O picolé de Uberlândia que ganhou o país

Cláudia Almeida Pereira abriu sua sorveteria na cidade em 2003 e mudou o nome da empresa no ano seguinte

A ideia de colocar o sabor do cerrado no picolé rendeu à família Almeida a consolidação de uma empresa com abrangência nacional e, segundo a empreendedora Cláudia Almeida Pereira, proprietária da marca Frutos do Cerrado, em breve, com alcance internacional.

Há nove anos em Uberlândia, a empresária inaugurou na cidade a empresa Frutos do Cerrado. Nomes de frutos que dão sabores aos picolés pouco comuns para os mineiros como mamacadela, murici, araçá e mutamba integram o vocabulário da clientela da sorveteria que, inicialmente, comercializava sorvetes e vendia, diariamente, mil picolés por mês e hoje negocia 20 mil picolés e 3 mil litros de sorvetes por dia.

O negócio começou em 1996 com o patriarca Clóvis José de Almeida e a matriarca Milca Alves Lourenço por meio de uma sorveteria que a família possuía em Goiânia (GO), chamada Milka Sorvetes. “Meu pai conta que a inspiração dele para criar a sorveteria veio das lembranças de sua infância, quando a avó dele batia no liquidificador jatobá com leite em substituição ao achocolatado”, disse a empresária.

A boa aceitação do produto no mercado goiano motivou Cláudia Almeida Pereira a construir sua própria história no setor, em Uberlândia, em 2003. Sua primeira sorveteria na cidade foi instalada no bairro Santa Mônica, zona leste de Uberlândia. No ano seguinte, veio a mudança do nome Milka Sorvetes para Frutos do Cerrado.

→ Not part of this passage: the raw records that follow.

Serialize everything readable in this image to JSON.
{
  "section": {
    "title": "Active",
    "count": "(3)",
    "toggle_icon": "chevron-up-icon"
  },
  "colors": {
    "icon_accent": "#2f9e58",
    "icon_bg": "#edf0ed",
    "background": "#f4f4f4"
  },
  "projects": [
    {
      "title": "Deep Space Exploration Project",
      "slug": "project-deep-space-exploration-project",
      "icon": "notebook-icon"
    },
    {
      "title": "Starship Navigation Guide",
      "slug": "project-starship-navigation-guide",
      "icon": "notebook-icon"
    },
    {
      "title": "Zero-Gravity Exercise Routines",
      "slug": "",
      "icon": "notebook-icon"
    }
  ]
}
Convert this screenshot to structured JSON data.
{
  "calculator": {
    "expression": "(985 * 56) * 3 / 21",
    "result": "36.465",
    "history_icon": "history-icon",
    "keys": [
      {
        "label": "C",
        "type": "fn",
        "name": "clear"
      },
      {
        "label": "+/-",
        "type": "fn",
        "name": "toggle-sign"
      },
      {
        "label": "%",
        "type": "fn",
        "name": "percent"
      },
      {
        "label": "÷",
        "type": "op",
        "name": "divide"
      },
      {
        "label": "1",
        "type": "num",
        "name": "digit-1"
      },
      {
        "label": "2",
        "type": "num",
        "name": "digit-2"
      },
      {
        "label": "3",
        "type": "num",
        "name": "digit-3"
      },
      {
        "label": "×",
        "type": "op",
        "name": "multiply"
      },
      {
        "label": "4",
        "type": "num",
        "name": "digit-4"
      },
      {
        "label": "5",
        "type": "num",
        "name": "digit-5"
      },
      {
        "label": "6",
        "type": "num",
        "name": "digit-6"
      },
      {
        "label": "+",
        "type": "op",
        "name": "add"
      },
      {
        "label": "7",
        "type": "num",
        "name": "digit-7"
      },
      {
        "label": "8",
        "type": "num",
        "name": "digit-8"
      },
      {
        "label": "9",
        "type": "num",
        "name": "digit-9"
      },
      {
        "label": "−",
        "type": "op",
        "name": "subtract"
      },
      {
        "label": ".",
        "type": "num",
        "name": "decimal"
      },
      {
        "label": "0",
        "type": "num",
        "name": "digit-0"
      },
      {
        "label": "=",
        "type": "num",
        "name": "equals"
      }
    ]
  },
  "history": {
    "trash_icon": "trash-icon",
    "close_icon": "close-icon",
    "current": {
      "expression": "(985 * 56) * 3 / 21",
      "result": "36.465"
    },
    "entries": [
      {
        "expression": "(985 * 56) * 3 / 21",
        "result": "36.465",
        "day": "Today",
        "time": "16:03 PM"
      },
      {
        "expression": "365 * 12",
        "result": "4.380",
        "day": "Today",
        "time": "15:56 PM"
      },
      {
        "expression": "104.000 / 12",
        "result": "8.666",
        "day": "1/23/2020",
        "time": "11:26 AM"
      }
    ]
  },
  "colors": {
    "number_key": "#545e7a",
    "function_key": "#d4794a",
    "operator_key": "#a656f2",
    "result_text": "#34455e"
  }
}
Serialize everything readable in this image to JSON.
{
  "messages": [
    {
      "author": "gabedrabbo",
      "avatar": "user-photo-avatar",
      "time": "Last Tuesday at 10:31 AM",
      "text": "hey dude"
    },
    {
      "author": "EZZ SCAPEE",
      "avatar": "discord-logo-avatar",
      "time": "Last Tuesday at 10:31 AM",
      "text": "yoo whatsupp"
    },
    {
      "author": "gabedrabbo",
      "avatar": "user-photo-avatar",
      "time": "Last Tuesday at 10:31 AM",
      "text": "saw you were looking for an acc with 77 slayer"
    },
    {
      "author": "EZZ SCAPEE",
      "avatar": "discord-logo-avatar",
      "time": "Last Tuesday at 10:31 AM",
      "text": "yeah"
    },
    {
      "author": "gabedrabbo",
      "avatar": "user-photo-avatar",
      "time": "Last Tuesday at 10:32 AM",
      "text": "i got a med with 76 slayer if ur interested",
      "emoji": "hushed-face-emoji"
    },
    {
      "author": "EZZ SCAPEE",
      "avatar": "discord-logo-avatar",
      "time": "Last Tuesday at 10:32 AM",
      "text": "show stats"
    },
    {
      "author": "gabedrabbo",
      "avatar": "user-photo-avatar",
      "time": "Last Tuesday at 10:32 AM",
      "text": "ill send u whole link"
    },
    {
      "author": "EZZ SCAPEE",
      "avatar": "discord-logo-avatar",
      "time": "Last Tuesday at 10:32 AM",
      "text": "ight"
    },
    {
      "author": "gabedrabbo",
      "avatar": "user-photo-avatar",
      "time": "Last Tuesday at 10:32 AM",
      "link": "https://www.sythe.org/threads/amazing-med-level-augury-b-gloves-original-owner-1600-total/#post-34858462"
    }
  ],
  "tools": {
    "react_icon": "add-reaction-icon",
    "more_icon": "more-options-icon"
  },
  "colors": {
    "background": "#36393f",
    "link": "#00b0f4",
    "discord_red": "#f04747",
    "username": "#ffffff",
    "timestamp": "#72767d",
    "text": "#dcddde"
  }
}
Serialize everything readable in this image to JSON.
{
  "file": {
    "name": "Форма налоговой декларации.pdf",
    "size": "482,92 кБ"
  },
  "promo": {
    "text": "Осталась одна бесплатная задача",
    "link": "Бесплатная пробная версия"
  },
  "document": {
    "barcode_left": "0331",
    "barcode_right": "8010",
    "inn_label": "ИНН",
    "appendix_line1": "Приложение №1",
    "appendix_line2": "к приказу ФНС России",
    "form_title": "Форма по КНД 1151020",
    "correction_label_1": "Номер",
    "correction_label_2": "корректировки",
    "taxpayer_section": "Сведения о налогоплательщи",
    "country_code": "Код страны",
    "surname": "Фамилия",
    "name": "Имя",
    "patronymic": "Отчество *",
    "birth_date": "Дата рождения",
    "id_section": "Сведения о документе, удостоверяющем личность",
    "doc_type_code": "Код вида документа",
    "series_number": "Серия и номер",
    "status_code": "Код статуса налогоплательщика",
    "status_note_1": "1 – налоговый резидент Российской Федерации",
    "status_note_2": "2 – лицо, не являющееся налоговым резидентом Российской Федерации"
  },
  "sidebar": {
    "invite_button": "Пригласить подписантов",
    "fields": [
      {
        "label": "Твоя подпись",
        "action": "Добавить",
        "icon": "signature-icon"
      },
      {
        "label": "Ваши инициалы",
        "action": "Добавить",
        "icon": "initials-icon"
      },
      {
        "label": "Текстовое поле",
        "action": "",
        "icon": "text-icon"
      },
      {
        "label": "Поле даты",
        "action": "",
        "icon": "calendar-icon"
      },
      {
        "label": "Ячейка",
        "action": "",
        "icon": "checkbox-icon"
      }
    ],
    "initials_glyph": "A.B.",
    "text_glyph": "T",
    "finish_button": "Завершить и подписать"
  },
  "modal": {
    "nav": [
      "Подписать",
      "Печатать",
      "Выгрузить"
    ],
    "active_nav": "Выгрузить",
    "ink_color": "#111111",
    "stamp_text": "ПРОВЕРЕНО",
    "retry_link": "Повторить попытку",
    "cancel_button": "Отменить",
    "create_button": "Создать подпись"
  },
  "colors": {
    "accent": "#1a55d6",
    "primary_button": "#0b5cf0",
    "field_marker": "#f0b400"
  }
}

De acordo com a empreendedora, seu pai também a ajudou no negócio. “Ele saía com o carrinho para a venda nas ruas, enquanto meu marido cuidava da produção”, afirmou.
A adaptação de sua empresa ao mercado uberlandense, segundo a empresária, teve como principal obstáculo o preço praticado pelas outras sorveterias. “Nosso picolé era vendido a R$ 0,60, enquanto o mercado local cobrava R$ 0,15”, disse Cláudia Almeida Pereira, que afirmou ter obtido retorno positivo dos clientes logo nos primeiros anos de funcionamento da empresa, apesar das dificuldades enfrentadas.

O aumento da demanda, de acordo com ela, motivou a venda do ponto no bairro Santa Mônica e a dedicação exclusiva da Frutos do Cerrado à produção dos picolés e sorvetes, pois o assédio de pessoas interessadas em abrir lojas para vender seus produtos só aumentava.

A empreendedora disse que, neste período, a produção feita em sua empresa passou para uma área maior e a marca Frutos do Cerrado também foi expandida, tendo ficado conhecida no interior de São Paulo, além de ter passado a contar com um centro de distribuição de produtos em Belo Horizonte.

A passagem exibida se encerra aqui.